The `submitResponse` AI tool is the chat/LLM path — agents without direct
server-action access can still submit by calling the tool with the right
`criteria_set_id` and dimension values. The response status flips to
`promoted` via `promote_dimension_response` once a reviewer approves, and
the cache populates automatically.

## Design Decisions

- **Cache is shape-agnostic** — `{ total, scored_at, response_id }` only.
  Per-dimension values live on the response row.

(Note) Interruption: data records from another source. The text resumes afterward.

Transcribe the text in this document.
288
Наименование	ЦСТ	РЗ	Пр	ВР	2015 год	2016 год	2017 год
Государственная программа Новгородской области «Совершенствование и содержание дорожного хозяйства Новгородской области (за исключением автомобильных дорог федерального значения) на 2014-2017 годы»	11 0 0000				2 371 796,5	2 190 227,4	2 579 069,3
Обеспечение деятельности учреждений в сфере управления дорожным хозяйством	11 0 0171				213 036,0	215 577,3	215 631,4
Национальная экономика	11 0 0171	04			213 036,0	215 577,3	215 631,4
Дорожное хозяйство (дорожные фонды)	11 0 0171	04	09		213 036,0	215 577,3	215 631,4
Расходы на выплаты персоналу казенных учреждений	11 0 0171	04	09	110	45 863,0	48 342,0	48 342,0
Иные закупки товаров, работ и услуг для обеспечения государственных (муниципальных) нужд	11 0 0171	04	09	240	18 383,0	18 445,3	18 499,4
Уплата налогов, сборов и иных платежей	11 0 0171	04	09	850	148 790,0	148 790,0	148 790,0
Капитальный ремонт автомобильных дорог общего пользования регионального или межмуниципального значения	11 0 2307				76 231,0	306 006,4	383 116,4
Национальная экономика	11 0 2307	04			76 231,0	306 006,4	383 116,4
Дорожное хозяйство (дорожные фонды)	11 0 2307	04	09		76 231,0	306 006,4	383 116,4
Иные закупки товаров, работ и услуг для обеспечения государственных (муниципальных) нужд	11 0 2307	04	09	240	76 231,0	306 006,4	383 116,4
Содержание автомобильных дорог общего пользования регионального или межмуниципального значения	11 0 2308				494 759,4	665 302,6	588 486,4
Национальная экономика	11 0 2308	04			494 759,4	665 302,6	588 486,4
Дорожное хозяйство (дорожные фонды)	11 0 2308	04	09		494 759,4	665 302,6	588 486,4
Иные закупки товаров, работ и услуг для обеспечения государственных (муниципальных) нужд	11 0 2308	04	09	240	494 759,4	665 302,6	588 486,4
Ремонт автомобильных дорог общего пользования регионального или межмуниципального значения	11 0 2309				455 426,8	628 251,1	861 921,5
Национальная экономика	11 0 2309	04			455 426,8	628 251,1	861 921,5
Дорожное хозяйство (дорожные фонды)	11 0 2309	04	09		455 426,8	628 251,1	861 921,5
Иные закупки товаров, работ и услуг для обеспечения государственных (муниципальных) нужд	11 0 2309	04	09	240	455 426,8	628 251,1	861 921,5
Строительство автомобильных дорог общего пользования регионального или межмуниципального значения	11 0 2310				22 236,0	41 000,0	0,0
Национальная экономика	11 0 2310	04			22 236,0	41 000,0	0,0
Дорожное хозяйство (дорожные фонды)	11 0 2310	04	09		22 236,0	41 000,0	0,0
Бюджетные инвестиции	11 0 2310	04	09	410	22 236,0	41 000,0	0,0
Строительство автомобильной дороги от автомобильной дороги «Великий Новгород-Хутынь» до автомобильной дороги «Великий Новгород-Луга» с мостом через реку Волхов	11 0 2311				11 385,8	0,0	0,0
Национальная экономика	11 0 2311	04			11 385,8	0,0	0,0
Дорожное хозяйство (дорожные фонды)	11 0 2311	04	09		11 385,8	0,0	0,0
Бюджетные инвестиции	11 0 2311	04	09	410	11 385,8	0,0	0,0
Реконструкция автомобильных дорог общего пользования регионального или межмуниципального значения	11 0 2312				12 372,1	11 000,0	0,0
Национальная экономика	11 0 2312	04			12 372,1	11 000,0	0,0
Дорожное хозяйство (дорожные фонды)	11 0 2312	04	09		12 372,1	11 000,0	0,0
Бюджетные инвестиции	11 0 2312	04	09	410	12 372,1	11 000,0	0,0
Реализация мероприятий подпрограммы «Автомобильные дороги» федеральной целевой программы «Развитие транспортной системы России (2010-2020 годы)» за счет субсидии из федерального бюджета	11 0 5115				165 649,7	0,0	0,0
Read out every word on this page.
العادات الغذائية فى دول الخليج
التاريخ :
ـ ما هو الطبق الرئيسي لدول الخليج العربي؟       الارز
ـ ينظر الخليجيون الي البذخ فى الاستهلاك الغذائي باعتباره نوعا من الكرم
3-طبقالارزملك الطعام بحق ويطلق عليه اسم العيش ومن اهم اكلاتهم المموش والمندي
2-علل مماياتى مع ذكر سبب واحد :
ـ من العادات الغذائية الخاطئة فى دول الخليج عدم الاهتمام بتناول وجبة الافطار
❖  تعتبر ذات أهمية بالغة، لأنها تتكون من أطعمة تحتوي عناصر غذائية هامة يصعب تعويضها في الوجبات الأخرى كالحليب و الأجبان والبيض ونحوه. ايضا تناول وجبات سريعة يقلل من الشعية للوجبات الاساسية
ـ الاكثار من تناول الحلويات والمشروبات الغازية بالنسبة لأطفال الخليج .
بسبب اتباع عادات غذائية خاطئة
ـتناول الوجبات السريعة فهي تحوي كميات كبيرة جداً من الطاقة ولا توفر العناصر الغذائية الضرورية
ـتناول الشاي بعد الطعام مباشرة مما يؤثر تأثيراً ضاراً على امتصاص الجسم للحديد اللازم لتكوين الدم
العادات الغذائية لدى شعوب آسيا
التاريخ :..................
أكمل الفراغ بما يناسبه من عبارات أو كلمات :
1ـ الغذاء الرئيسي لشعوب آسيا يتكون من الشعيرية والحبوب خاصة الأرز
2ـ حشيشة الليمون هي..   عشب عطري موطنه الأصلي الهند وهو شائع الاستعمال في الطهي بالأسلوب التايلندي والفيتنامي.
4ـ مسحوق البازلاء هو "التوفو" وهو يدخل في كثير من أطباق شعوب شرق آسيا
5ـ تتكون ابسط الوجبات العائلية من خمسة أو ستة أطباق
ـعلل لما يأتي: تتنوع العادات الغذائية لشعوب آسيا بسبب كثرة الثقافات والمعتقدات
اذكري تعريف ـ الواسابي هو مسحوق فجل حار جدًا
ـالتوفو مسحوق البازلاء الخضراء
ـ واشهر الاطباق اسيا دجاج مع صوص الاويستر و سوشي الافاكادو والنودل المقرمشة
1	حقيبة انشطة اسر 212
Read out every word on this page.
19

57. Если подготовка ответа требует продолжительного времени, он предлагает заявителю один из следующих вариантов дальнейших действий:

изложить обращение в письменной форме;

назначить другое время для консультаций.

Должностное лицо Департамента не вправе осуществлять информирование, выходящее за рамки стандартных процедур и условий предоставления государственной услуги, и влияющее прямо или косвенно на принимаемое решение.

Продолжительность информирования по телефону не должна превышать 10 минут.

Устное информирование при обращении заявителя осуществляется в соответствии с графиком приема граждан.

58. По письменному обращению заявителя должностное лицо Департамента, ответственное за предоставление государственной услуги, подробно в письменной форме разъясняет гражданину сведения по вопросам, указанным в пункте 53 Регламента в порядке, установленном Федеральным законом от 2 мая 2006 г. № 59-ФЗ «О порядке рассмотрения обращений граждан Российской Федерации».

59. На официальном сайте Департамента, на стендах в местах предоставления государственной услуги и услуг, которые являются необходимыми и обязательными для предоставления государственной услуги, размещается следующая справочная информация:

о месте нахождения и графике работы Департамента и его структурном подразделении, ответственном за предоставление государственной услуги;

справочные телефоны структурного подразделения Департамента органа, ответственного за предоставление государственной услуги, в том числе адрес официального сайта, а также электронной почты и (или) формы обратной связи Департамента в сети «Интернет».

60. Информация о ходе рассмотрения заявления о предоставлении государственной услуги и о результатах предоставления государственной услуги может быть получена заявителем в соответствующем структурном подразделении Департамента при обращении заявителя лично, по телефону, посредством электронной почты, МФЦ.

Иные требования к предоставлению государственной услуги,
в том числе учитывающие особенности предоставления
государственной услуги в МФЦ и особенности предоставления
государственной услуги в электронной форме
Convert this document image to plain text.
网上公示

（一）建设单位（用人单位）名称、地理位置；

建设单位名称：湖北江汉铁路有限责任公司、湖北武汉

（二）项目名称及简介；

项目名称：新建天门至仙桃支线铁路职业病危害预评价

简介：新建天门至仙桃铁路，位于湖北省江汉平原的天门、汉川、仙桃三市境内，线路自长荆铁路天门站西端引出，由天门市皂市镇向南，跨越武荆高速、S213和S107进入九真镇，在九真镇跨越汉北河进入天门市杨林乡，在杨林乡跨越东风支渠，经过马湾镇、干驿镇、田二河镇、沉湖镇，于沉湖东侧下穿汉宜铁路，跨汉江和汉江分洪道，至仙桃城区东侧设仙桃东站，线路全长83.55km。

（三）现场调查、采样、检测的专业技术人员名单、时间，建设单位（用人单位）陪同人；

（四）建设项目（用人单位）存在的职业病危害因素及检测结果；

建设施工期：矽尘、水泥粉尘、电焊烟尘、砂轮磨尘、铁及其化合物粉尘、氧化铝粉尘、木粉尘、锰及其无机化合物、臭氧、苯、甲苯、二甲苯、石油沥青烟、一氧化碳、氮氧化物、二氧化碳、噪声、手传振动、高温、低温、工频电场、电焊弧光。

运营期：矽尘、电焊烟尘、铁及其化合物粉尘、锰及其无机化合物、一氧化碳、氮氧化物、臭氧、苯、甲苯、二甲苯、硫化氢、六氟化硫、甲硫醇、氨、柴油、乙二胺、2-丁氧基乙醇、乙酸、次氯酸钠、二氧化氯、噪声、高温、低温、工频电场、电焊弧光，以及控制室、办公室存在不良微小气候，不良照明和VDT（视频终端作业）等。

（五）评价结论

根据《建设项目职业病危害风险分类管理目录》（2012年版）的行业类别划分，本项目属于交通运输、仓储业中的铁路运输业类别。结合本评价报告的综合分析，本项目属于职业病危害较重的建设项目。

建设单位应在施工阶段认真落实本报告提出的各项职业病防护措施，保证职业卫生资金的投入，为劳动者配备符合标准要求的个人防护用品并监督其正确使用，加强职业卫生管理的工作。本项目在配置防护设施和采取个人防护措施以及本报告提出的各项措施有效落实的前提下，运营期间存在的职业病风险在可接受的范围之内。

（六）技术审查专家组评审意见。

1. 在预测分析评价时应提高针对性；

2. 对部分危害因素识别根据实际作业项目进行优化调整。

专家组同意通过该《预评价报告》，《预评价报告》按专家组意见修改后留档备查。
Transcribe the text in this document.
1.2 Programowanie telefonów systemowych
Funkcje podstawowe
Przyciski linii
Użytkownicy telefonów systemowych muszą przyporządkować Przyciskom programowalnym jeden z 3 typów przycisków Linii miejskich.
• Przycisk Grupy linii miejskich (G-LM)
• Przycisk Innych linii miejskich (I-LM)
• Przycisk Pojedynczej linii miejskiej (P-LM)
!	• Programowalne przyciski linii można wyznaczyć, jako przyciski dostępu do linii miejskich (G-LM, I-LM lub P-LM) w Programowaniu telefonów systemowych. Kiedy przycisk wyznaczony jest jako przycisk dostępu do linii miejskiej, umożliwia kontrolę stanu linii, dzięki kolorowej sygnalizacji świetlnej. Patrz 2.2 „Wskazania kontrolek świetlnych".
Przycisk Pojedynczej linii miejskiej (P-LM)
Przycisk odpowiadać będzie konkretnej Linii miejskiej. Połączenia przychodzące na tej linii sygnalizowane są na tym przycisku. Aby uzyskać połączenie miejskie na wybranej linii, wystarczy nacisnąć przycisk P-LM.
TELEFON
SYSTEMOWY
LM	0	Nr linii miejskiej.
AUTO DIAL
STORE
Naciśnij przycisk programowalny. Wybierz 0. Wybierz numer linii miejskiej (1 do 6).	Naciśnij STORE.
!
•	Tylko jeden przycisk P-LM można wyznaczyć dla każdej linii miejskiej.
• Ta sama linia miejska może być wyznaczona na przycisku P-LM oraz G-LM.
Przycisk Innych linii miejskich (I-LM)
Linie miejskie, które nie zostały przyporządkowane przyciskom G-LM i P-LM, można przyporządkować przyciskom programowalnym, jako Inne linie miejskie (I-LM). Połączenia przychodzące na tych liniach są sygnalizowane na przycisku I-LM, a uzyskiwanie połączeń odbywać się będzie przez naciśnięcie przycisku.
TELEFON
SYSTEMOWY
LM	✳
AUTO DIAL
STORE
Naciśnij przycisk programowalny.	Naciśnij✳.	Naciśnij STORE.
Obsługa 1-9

See
  `documents/work/2026-04-24-task-delegation-criteria-sets/decisions.md`.
- **Evaluator is deterministic, not LLM-driven** — the pure rubric doesn't
  benefit from an LLM round-trip. Cost + latency without accuracy gain.
- **Daily cadence, not on-read** — re-scoring on every task read would
  double-query every queue render. Once per tenant per day amortizes the
  fetch cost.
- **`source = 'extraction'`** — the closest-fit existing response source;
  we don't introduce a new CHECK value until the next cut validates the
  category's shape.

## Related Modules

- `content/docs/features/command-center.mdx` — where the queue + wizard
  ship as UI blocks.
- `content/docs/features/tasks.mdx` — the task entity + delegation state
  machine this scoring feeds into.
- `content/docs/features/agent-system.mdx` — how evaluator-sourced
  responses attribute (`submitted_by_agent` text ref).